University researchers have published details of a new attack method they call “Trojan Source” that injects vulnerabilities into the source code of a software project in a way that human examiners cannot detect. .
Trojan Source relies on a simple trick that does not require modifying the compiler to create vulnerable binaries.
The method works with some of the most used programming languages ââtoday, and adversaries could use it for supply chain attacks.
Abuse of text encoding standards
Researchers at the University of Cambridge, UK, have disclosed and demonstrated the class of “Trojan Source” attacks that could compromise proprietary software and supply chains.
âThe trick is to use Unicode control characters to rearrange the tokens in the source code at the encoding level,â reveals Nicholas Boucher, one of the researchers who discovered Trojan Source.
âWe have discovered ways to manipulate the encoding of source code files so that human viewers and compilers see different logic. One particularly pernicious method is using Unicode directionality wildcards to display the code as an anagram of its true logic, âsaid Ross Anderson, the other researcher behind the test of the Trojan Source attack method.
By using control characters embedded in comments and strings, a malicious actor can rearrange the source code to change its logic to create an exploitable vulnerability.
Bidirectional and homoglyph attack
Researchers have shown that one way to do this is to use Unicode controls for bidirectional text (for example, LRI -isolate from left to right and RLI -isolate from right to left) to dictate the direction in which the content is displayed. This method is now followed under the name CVE-2021-42574.
The LRI and RLI bidirectional controls (Bidi) are invisible characters, and they are not the only ones. By injecting these instructions, a compiler can compile completely different code than what a human sees.
In the image below, using the RLI / RLI controls inside the string, the second line is compiled while the human eye reads it as a comment that the compiler would ignore.
By injecting Unicode Bidi wildcards into comments and strings, an adversary could “produce syntactically valid source code in most modern languages ââfor which the order in which the characters are displayed has logic that deviates from the real logic â.
Another way is a homoglyphic attack (CVE-2021-42694), where two different characters have a similar visual representation, such as the number “zero” and the letter “O” or the lowercase “L” and the uppercase “i” . “
In a Homoglyph Trojan Source attack as shown below, the human eye will see the two identical functions, while the compiler distinguishes between the Latin “H” and the Cyrillic “H” and treats the code as having two different functions. , so the result will not be the same.
In a paper [PDF] Detailing the new Trojan Source attack method, the researchers point out that bidirectional wildcard characters (Bidi) persist through the action of copy / paste on most browsers, editors and operating systems.
Researchers tested the Trojan Source attack against several code editors and web repositories commonly used in programming and found that their method worked on many of them.

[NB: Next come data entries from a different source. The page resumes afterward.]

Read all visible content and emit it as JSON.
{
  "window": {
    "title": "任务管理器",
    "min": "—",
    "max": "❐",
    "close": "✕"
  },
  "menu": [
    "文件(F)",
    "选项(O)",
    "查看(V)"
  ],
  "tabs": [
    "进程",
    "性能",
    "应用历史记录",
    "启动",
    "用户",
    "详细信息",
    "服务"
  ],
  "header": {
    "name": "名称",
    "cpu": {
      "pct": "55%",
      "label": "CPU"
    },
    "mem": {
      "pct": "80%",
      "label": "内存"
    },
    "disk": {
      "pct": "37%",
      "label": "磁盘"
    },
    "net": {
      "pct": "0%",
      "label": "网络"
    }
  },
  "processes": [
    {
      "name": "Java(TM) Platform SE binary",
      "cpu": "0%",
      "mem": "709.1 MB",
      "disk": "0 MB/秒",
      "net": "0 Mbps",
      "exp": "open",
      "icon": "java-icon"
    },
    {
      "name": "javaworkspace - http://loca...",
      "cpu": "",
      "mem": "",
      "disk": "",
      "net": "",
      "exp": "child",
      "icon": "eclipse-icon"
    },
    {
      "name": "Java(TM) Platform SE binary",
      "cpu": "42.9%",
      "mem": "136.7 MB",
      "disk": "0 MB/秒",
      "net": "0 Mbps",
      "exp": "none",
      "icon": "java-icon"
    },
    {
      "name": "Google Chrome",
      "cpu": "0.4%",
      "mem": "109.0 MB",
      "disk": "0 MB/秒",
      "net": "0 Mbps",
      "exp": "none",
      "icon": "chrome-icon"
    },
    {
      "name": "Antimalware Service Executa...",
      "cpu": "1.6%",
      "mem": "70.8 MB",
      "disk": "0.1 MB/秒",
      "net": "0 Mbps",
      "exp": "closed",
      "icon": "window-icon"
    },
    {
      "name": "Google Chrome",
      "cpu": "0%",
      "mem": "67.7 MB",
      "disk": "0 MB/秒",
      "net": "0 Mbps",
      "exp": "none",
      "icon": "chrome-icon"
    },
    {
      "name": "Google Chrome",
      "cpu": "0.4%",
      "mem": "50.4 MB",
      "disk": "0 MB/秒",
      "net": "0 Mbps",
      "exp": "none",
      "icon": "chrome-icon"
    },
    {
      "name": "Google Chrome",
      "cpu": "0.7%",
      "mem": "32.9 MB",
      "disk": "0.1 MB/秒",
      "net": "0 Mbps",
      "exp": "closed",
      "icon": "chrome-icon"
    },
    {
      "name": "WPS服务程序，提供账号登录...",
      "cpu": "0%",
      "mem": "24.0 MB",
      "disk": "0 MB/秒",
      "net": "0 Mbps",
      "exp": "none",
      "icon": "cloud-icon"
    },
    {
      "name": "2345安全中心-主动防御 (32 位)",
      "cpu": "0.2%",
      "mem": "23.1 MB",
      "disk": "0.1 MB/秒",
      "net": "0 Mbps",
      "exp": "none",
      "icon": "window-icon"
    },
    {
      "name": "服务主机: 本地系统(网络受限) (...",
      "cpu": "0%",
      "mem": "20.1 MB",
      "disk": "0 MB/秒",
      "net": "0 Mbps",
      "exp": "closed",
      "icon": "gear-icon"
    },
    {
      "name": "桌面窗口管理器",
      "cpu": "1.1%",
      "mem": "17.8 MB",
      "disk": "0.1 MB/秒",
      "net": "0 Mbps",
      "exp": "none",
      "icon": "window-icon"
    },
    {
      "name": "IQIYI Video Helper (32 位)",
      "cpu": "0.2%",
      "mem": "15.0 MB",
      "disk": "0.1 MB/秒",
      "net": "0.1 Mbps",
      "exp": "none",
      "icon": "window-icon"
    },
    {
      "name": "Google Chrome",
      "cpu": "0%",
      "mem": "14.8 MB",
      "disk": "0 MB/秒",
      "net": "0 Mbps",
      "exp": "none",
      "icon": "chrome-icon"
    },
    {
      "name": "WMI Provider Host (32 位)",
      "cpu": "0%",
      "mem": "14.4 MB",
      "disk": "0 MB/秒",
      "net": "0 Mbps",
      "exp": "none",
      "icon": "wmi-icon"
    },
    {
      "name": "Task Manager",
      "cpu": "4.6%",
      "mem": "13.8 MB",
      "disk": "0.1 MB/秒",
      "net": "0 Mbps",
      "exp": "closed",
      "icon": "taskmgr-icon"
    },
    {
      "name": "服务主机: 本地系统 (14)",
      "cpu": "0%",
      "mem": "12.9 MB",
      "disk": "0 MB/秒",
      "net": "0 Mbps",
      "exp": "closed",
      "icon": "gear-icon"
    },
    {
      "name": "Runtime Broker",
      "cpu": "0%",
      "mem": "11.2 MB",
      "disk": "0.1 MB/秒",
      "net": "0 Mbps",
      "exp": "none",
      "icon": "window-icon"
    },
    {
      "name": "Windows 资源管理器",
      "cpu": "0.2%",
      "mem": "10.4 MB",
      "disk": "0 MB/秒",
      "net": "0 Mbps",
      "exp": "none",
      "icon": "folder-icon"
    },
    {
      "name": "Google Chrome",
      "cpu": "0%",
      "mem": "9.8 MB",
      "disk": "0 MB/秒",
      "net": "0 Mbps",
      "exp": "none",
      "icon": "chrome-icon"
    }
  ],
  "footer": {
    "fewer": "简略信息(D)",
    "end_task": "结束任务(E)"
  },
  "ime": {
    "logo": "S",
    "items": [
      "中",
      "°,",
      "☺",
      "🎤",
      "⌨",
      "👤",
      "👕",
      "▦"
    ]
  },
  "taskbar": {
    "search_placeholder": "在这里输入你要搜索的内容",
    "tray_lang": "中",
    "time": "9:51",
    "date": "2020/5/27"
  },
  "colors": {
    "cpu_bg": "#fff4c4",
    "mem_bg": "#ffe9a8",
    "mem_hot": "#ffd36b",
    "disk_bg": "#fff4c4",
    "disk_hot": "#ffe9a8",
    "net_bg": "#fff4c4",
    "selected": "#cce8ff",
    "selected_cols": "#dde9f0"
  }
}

Following the principle of using Bidi replacements to create valid code when reordered, researchers have found at least three techniques for exploiting source code:
- Early returns – hide a real ‘return’ statement in a comment so that it can cause a function to return sooner than it looks
- Comment – trick human review by placing important code, such as a conditional, in a comment so that it is not taken into account by the compiler or interpreter
- Stretched strings – reverse the order of the code so that it appears to be outside of a string literal
One way to defend against Trojan Source is to reject the use of control characters for text directionality in language specifications and in compilers that implement languages.
“In most cases, this simple solution may be sufficient. If an application wants to print text that requires Bidi replacements, developers can generate these characters using escape sequences rather than potentially embedding characters. dangerous in the source code “
On July 25, researchers informed several maintainers of products affected by the Trojan Source attack method and set a 99-day embargo disclosure period.
The CERT Coordination Center also received a vulnerability report and assisted with coordinated disclosure by providing a shared communication platform for vendors implementing defenses.
As a result of their report, the researchers received an average of $ 2,246 in bug bounties from five of the recipients, although 11 of them had a bug bounty program.
At present, several compilers are unable to stop the Trojan Source attack method, although nearly two dozen software vendors are aware of the threat.
Since many maintainers have yet to implement a fix, the two researchers recommend that governments and businesses identify their vendors and push them to adopt the necessary defenses.
“The fact that the Trojan Source vulnerability affects nearly all computer languages ââmakes it a rare opportunity for a system-wide and environmentally sound comparison of responses between platforms and between vendors.”
The researchers added that three companies that maintain code repositories are currently deploying defenses against Trojan Source.
In a repository on GitHub, they provide proof of concept (PoC) scripts that demonstrate how threatening the Trojan Source attack can be.